On AppStores and m-billing
by Celso on Jan, 19
Last week Apple announced their AppStore had reached the number of 500 million application downloads. This is a really impressive accomplishment, even more because Apple launched this service at a time when most people were claiming that web applications were the only way to go on mobile, something I can't simply agree with because it depends a lot on what you are developing.
Following Apple's footsteps, Google launched the Android App Market - which appears to be evolving a bit slower than expected - and there have been lots of rumors about others creating similar services for Windows Mobile, etc.
What I'd like to see though is providers enabling m-payments through their AppStores.
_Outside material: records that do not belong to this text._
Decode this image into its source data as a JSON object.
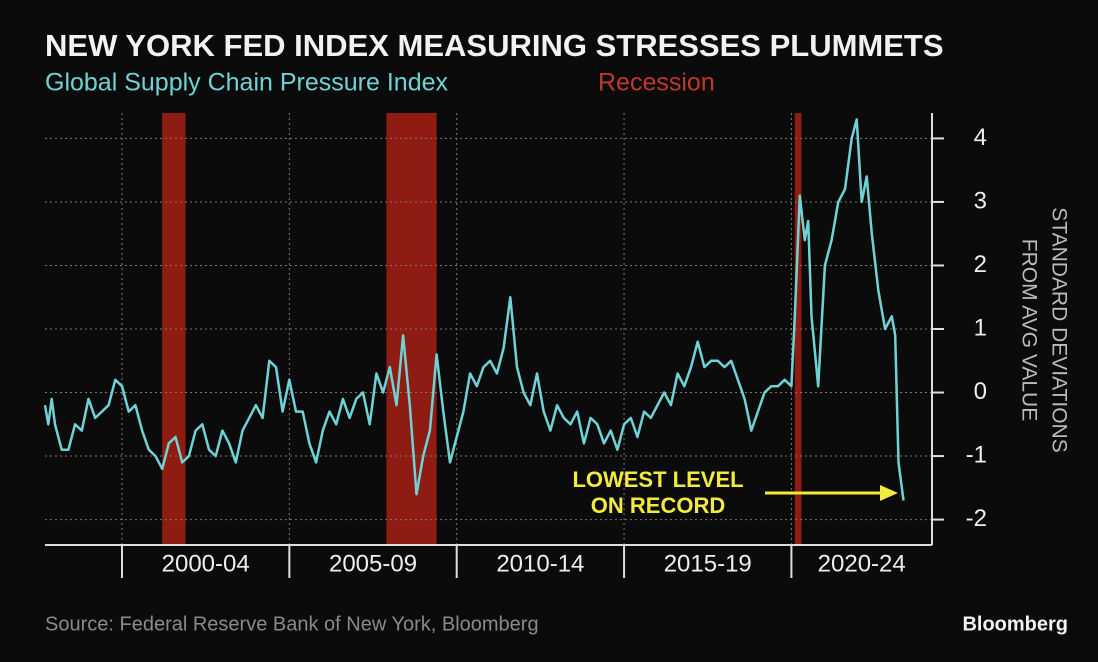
{
  "chart_data": {
    "type": "line",
    "title": "NEW YORK FED INDEX MEASURING STRESSES PLUMMETS",
    "series": [
      {
        "name": "Global Supply Chain Pressure Index",
        "color": "#6fd3d6",
        "x": [
          1997.7,
          1997.8,
          1997.9,
          1998.0,
          1998.2,
          1998.4,
          1998.6,
          1998.8,
          1999.0,
          1999.2,
          1999.4,
          1999.6,
          1999.8,
          2000.0,
          2000.2,
          2000.4,
          2000.6,
          2000.8,
          2001.0,
          2001.2,
          2001.4,
          2001.6,
          2001.8,
          2002.0,
          2002.2,
          2002.4,
          2002.6,
          2002.8,
          2003.0,
          2003.2,
          2003.4,
          2003.6,
          2003.8,
          2004.0,
          2004.2,
          2004.4,
          2004.6,
          2004.8,
          2005.0,
          2005.2,
          2005.4,
          2005.6,
          2005.8,
          2006.0,
          2006.2,
          2006.4,
          2006.6,
          2006.8,
          2007.0,
          2007.2,
          2007.4,
          2007.6,
          2007.8,
          2008.0,
          2008.2,
          2008.4,
          2008.6,
          2008.8,
          2009.0,
          2009.2,
          2009.4,
          2009.6,
          2009.8,
          2010.0,
          2010.2,
          2010.4,
          2010.6,
          2010.8,
          2011.0,
          2011.2,
          2011.4,
          2011.6,
          2011.8,
          2012.0,
          2012.2,
          2012.4,
          2012.6,
          2012.8,
          2013.0,
          2013.2,
          2013.4,
          2013.6,
          2013.8,
          2014.0,
          2014.2,
          2014.4,
          2014.6,
          2014.8,
          2015.0,
          2015.2,
          2015.4,
          2015.6,
          2015.8,
          2016.0,
          2016.2,
          2016.4,
          2016.6,
          2016.8,
          2017.0,
          2017.2,
          2017.4,
          2017.6,
          2017.8,
          2018.0,
          2018.2,
          2018.4,
          2018.6,
          2018.8,
          2019.0,
          2019.2,
          2019.4,
          2019.6,
          2019.8,
          2020.0,
          2020.1,
          2020.25,
          2020.4,
          2020.5,
          2020.6,
          2020.8,
          2021.0,
          2021.2,
          2021.4,
          2021.6,
          2021.8,
          2021.95,
          2022.1,
          2022.25,
          2022.4,
          2022.6,
          2022.8,
          2023.0,
          2023.1,
          2023.2,
          2023.35
        ],
        "values": [
          -0.2,
          -0.5,
          -0.1,
          -0.5,
          -0.9,
          -0.9,
          -0.5,
          -0.6,
          -0.1,
          -0.4,
          -0.3,
          -0.2,
          0.2,
          0.1,
          -0.3,
          -0.2,
          -0.6,
          -0.9,
          -1.0,
          -1.2,
          -0.8,
          -0.7,
          -1.1,
          -1.0,
          -0.6,
          -0.5,
          -0.9,
          -1.0,
          -0.6,
          -0.8,
          -1.1,
          -0.6,
          -0.4,
          -0.2,
          -0.4,
          0.5,
          0.4,
          -0.3,
          0.2,
          -0.3,
          -0.3,
          -0.8,
          -1.1,
          -0.6,
          -0.3,
          -0.5,
          -0.1,
          -0.4,
          -0.1,
          0.0,
          -0.5,
          0.3,
          0.0,
          0.4,
          -0.2,
          0.9,
          -0.2,
          -1.6,
          -1.0,
          -0.6,
          0.6,
          -0.3,
          -1.1,
          -0.7,
          -0.3,
          0.3,
          0.1,
          0.4,
          0.5,
          0.3,
          0.7,
          1.5,
          0.4,
          0.0,
          -0.2,
          0.3,
          -0.3,
          -0.6,
          -0.2,
          -0.4,
          -0.5,
          -0.3,
          -0.8,
          -0.4,
          -0.5,
          -0.8,
          -0.6,
          -0.9,
          -0.5,
          -0.4,
          -0.7,
          -0.3,
          -0.4,
          -0.2,
          0.0,
          -0.2,
          0.3,
          0.1,
          0.4,
          0.8,
          0.4,
          0.5,
          0.5,
          0.4,
          0.5,
          0.2,
          -0.1,
          -0.6,
          -0.3,
          0.0,
          0.1,
          0.1,
          0.2,
          0.1,
          1.2,
          3.1,
          2.4,
          2.7,
          1.2,
          0.1,
          2.0,
          2.4,
          3.0,
          3.2,
          4.0,
          4.3,
          3.0,
          3.4,
          2.5,
          1.6,
          1.0,
          1.2,
          0.9,
          -1.1,
          -1.7
        ]
      }
    ],
    "recession_label": "Recession",
    "recession_color": "#8e1c13",
    "recessions": [
      [
        2001.2,
        2001.9
      ],
      [
        2007.9,
        2009.4
      ],
      [
        2020.1,
        2020.3
      ]
    ],
    "categories": [
      "2000-04",
      "2005-09",
      "2010-14",
      "2015-19",
      "2020-24"
    ],
    "category_edges": [
      2000,
      2005,
      2010,
      2015,
      2020,
      2025
    ],
    "xlim": [
      1997.7,
      2024.2
    ],
    "ylim": [
      -2.4,
      4.4
    ],
    "yticks": [
      -2,
      -1,
      0,
      1,
      2,
      3,
      4
    ],
    "ylabel": [
      "STANDARD DEVIATIONS",
      "FROM AVG VALUE"
    ],
    "grid": true,
    "annotation": {
      "lines": [
        "LOWEST LEVEL",
        "ON RECORD"
      ],
      "color": "#f2ea3c"
    },
    "source": "Source: Federal Reserve Bank of New York, Bloomberg",
    "brand": "Bloomberg"
  }
}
Like for example being able to pay for an Evernote subscription through my Apple iTunes account without needing to provide any credit card information to Evernote Corp.
The flow I see is my downloading Evernote and the application asking me if I'd like to subscribe to a premium account. By acknowledging it, an iPhoneOS billing wizard should popup, allowing me to authorize the service to charge my iTunes account for a yearly subscription of the service. This flow should also apply to Android or any other mobile devices that provide access to such services.
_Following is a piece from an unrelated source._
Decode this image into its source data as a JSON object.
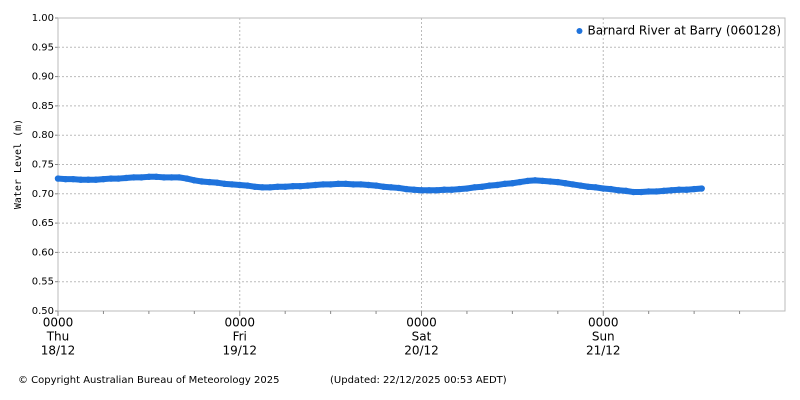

With this, 3rd party developers should be able to avoid splitting revenue with mobile operators who, on average, keep 50% of the charged value: say you charge $1 USD for a virtual gift on your customer's phone bill. In this case the operator will keep $0.5 USD and you'll get the remaining 50c.
Knowing that Apple, Google, etc. all have activation processes in place that require use of a credit card I think it should be relatively easy to experiment with this concept, what do you think?